Orthogonal radiographs and CT of the pelvis and hips were made at − 6, 0, + 6, + 12, + 26 weeks from the implantation (Table 1) and parameters such as the center-edge (CE)-angle18 were assessed by a board-certified veterinary radiologist. Subsequently, the CT-scans were uploaded into image analysis software Mimics (Medical v20, Materialise, Leuven, Belgium) to calculate the percentage of femoral head coverage by using multiplanar reconstruction19. The acetabular coverage was measured in + 20° posterior pelvic tilt in relation to the cranial–caudal axis to simulate the functional standing posture of a dog19. Additionally, the accuracy of the placement was analyzed by rigidly overlaying the preplanning with the postoperative 3D models with an iterative closest point (ICP) algorithm20 and subsequently calculating the average implant transformation matrix in mm21.

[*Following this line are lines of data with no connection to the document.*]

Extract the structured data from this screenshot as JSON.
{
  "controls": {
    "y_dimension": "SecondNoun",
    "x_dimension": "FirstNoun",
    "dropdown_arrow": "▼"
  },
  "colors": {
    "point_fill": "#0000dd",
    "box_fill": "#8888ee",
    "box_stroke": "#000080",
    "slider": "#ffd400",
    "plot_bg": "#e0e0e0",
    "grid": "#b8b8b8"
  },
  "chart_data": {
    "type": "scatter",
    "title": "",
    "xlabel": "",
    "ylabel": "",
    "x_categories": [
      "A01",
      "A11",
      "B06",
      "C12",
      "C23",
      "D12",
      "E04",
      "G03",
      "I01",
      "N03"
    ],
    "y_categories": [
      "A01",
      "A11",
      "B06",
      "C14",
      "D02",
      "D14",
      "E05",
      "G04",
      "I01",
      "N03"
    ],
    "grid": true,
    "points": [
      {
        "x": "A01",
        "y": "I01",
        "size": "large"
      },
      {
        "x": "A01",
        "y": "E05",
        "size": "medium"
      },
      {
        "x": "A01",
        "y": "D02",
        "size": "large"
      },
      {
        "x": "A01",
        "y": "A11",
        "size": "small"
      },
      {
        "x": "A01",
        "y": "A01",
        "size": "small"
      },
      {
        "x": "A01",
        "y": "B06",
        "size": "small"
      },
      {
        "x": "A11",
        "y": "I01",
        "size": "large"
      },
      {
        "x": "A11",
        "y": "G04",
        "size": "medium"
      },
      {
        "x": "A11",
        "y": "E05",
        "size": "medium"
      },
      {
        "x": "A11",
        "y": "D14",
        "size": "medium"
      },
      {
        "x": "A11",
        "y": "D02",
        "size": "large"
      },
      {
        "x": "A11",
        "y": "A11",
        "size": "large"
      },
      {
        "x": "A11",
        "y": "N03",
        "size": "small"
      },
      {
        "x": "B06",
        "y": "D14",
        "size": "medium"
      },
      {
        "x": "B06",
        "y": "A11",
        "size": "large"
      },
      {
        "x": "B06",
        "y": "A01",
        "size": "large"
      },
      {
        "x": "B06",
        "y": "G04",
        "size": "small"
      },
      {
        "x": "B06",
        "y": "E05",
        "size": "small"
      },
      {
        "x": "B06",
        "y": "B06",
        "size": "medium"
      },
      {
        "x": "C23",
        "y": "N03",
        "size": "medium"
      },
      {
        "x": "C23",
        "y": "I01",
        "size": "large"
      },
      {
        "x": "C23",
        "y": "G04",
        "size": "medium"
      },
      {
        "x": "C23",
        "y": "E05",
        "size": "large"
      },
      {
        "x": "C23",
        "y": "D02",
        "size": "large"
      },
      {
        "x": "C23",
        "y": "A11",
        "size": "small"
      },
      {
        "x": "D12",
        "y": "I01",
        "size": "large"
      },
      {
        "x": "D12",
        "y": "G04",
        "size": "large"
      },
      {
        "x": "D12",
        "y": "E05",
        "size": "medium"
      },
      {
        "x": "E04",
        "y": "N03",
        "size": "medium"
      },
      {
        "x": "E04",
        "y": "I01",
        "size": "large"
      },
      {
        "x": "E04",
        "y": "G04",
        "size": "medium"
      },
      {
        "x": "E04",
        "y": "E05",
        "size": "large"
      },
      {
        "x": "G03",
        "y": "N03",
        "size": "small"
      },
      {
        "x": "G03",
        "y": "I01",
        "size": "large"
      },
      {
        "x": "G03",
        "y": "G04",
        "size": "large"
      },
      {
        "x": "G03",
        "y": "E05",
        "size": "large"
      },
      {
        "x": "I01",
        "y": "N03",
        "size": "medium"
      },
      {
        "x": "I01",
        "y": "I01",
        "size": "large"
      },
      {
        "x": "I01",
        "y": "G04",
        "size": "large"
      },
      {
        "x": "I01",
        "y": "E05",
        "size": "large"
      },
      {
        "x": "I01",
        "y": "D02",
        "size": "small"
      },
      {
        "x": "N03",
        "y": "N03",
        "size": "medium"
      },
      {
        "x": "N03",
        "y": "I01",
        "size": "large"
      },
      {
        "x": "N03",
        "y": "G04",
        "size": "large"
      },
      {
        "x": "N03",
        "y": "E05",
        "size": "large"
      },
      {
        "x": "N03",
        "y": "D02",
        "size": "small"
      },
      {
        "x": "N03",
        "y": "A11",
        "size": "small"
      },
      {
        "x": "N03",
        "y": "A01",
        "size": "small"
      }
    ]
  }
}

The surgeries were performed by a board-certified veterinary surgeon under a standardized general anesthesia protocol (Appendix 2b) and consisted of a cranio-dorsal approach (Appendix 3) to the hip joint leaving the joint capsule intact22. The implant was fitted to the bone and positioned over the hip joint capsule and was fixated with five 3.5 mm locking screws (DePuys Synthes, Raynham, Massachusetts, USA). Full weight bearing was allowed directly postoperatively and reintroduction of the dog into the study group from an individual cage was done 24 h postoperatively. Due to the surgical nature of the intervention only blinding occurred during histological examination.
Outcomes
General health assessments, orthopedic examinations, and subjective locomotion evaluations were performed weekly during the whole experiment. The subluxation (Ortolani) tests of the hips were assessed under general anesthesia at − 6, 0, 6, 12, 26 weeks (Fig. 1) (Table 1).
Gait analysis was performed using a standardized gait protocol (Appendix 4) using a force plate23,24 for objective evaluation of vertical (Fz) ground reaction forces (N/kg) measuring differences between the intervention and control limb and the distribution ratio between front-limb and hind-limb loading before surgery at − 1 (baseline) and after surgical intervention at 1, 2, 4, 8, 12, 16, 20, and 26 weeks (Table 1).
The dogs were followed for 26 weeks to allow enough time for initial surgical recovery, secondary implant fixation and to asses tissues changes to the joint capsule or cartilage after implant intervention. At final follow‐up, the dogs were euthanized (Appendix 2c). Each hip joint was harvested and macroscopically evaluated before histological examination was performed on the capsule and femoral and acetabular cartilage of the decalcified joints using a standardized staining protocol for Hematoxylin and Eosin (HE) staining, and Safranin O/Fast Green staining19 (Appendix 5).